Parties bicker over free vote on IVF leave motion

After yesterday’s parliamentary vote the Labour Party has accused the PN of being on the wrong side of history while the PN has accused the government of ‘steamrolling over everyone’

A PN motion to repeal a legal notice granted leave to couples seeking IVF treatment was comfortably defeated in parliament on Wednesday
A PN motion to repeal a legal notice granted leave to couples seeking IVF treatment was comfortably defeated in parliament on Wednesday

The Labour Party has accused Nationalist Party leader Adrian Delia of going back on his word to grant MPs a free vote when parliament discusses moral and ethical issues, while the PN continued to today that the motion on IVF leave rejected by parliament last night was legal, and not moral, in nature.

In its motion – presented the same day Delia was sworn in as leader of the Opposition - the PN argued that a legal notice granting 100 hours of leave to anyone undergoing IVF treatment, should be repealed, on the basis that the definition of prospective parents in the legal notice was different to that found in the Embryo Protection Act.

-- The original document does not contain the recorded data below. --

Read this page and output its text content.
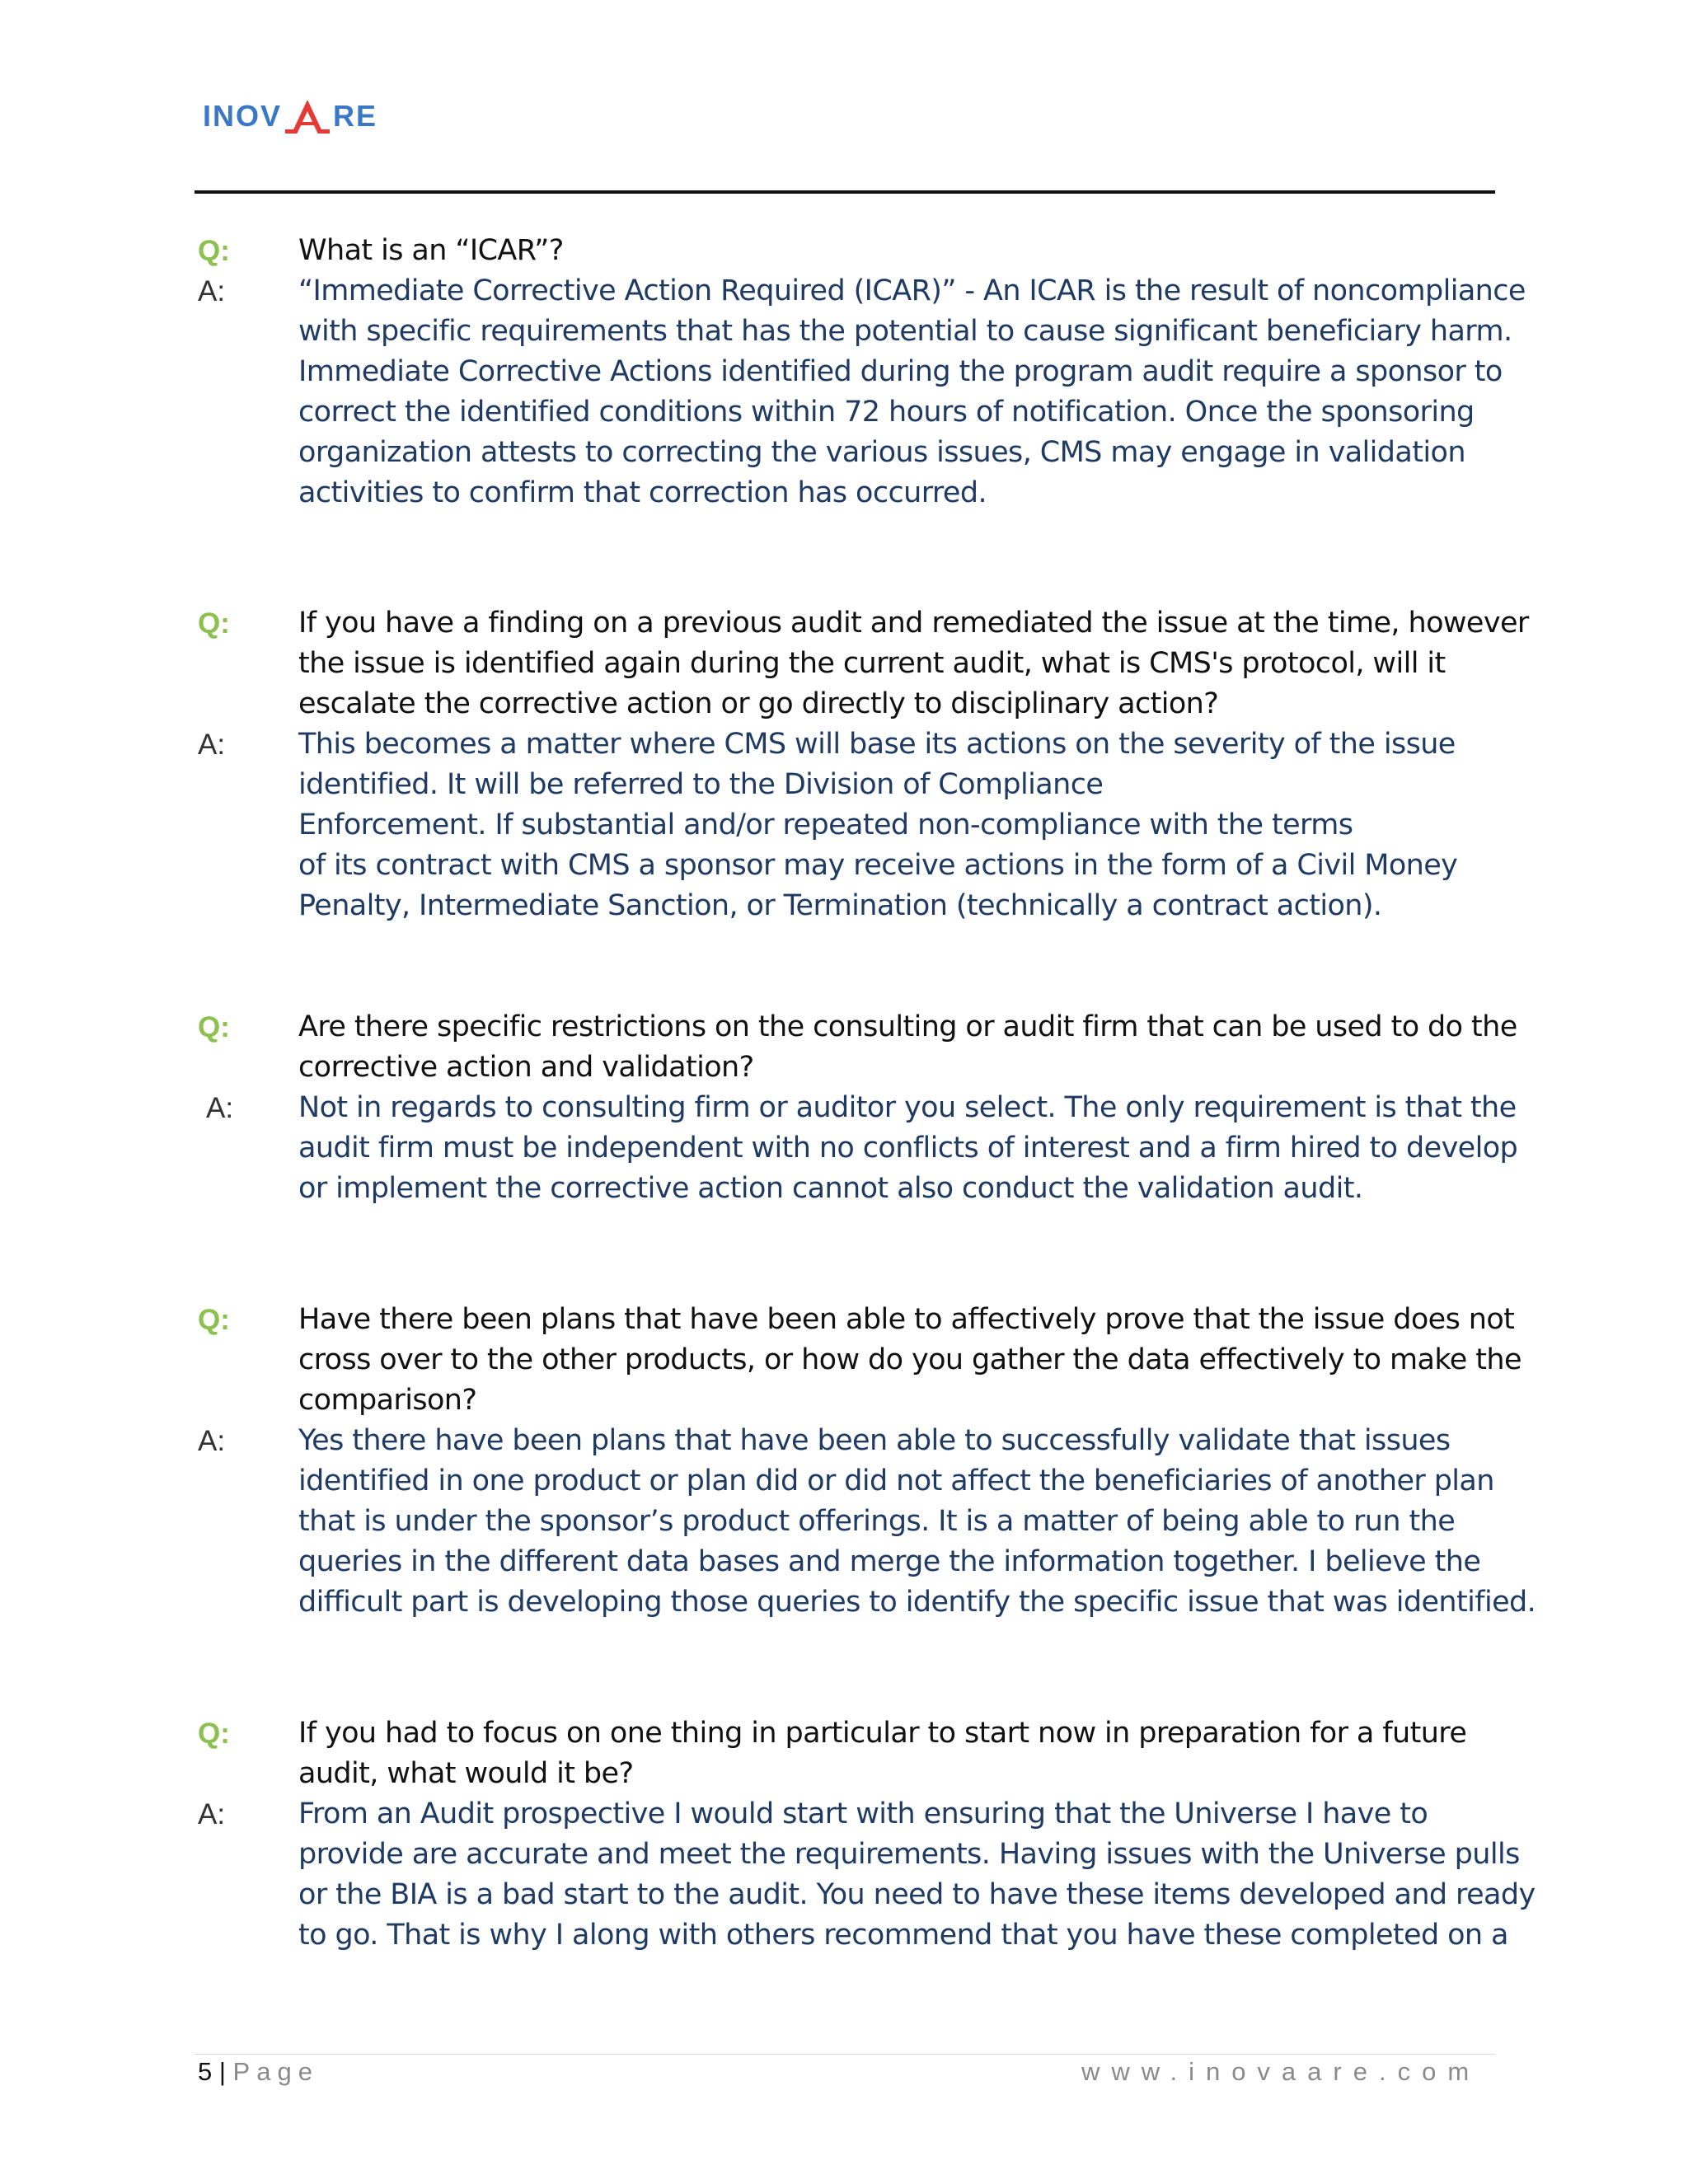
INOV RE
Q:	What is an “ICAR”?
A:	“Immediate Corrective Action Required (ICAR)” - An ICAR is the result of noncompliance
with specific requirements that has the potential to cause significant beneficiary harm.
Immediate Corrective Actions identified during the program audit require a sponsor to
correct the identified conditions within 72 hours of notification. Once the sponsoring
organization attests to correcting the various issues, CMS may engage in validation
activities to confirm that correction has occurred.
Q:	If you have a finding on a previous audit and remediated the issue at the time, however
the issue is identified again during the current audit, what is CMS's protocol, will it
escalate the corrective action or go directly to disciplinary action?
A:	This becomes a matter where CMS will base its actions on the severity of the issue
identified. It will be referred to the Division of Compliance
Enforcement. If substantial and/or repeated non-compliance with the terms
of its contract with CMS a sponsor may receive actions in the form of a Civil Money
Penalty, Intermediate Sanction, or Termination (technically a contract action).
Q:	Are there specific restrictions on the consulting or audit firm that can be used to do the
corrective action and validation?
A:	Not in regards to consulting firm or auditor you select. The only requirement is that the
audit firm must be independent with no conflicts of interest and a firm hired to develop
or implement the corrective action cannot also conduct the validation audit.
Q:	Have there been plans that have been able to affectively prove that the issue does not
cross over to the other products, or how do you gather the data effectively to make the
comparison?
A:	Yes there have been plans that have been able to successfully validate that issues
identified in one product or plan did or did not affect the beneficiaries of another plan
that is under the sponsor’s product offerings. It is a matter of being able to run the
queries in the different data bases and merge the information together. I believe the
difficult part is developing those queries to identify the specific issue that was identified.
Q:	If you had to focus on one thing in particular to start now in preparation for a future
audit, what would it be?
A:	From an Audit prospective I would start with ensuring that the Universe I have to
provide are accurate and meet the requirements. Having issues with the Universe pulls
or the BIA is a bad start to the audit. You need to have these items developed and ready
to go. That is why I along with others recommend that you have these completed on a
5 | Page	www.inovaare.com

The motion was defeated with 37 votes against and 21 in favour, with six PN MPs not being present for the vote, and effectively abstaining.

Addressing a Labour Party press conference earlier today, deputy prime minister Chris Fearne said that yesterday’s parliamentary debate had exposed the fact that Adrian Delia was leading a “divided party that was once again on the wrong side of history”.

Insisting that if the motion had it passed, it would have punished women who wanted to seek treatment for infertility, simply because they loved another woman, and not a man.

MP Glenn Bedingfield on his part, pointed out that Delia was meant to be giving a free vote on moral issues, although this did not materialize in Wednesday’s vote.

On the other hand, the PN once again insisted that the motion presented was purely legal, and was intended to allow PN MPs to vote according to their conscience when the amendments on the Embryo Protection Act are discussed in parliament

“What Joseph Muscat did through the legal notice on IVF, was tie Labour MPs’ hands, in order for them not to be at liberty to vote according to their conscience when the he amends the Embryo Protection Act,” said the PN in a statement.

“This is because Joseph Muscat chose to put forward a legal notice instead of amending the law.”

The PN argued that it was for this reason, that it felt the need to put forward a motion asking for the legal notice to be repealed.

 “[It was presented] so that Nationalist MPs remain at liberty to vote according to their conscience when the Embryo Protection Act is amended,” it continued, adding that if the Prime Minister wanted to change the law, it should do so by presenting amendments to the Embryo Protection Act rather than “steamrolling over everyone”.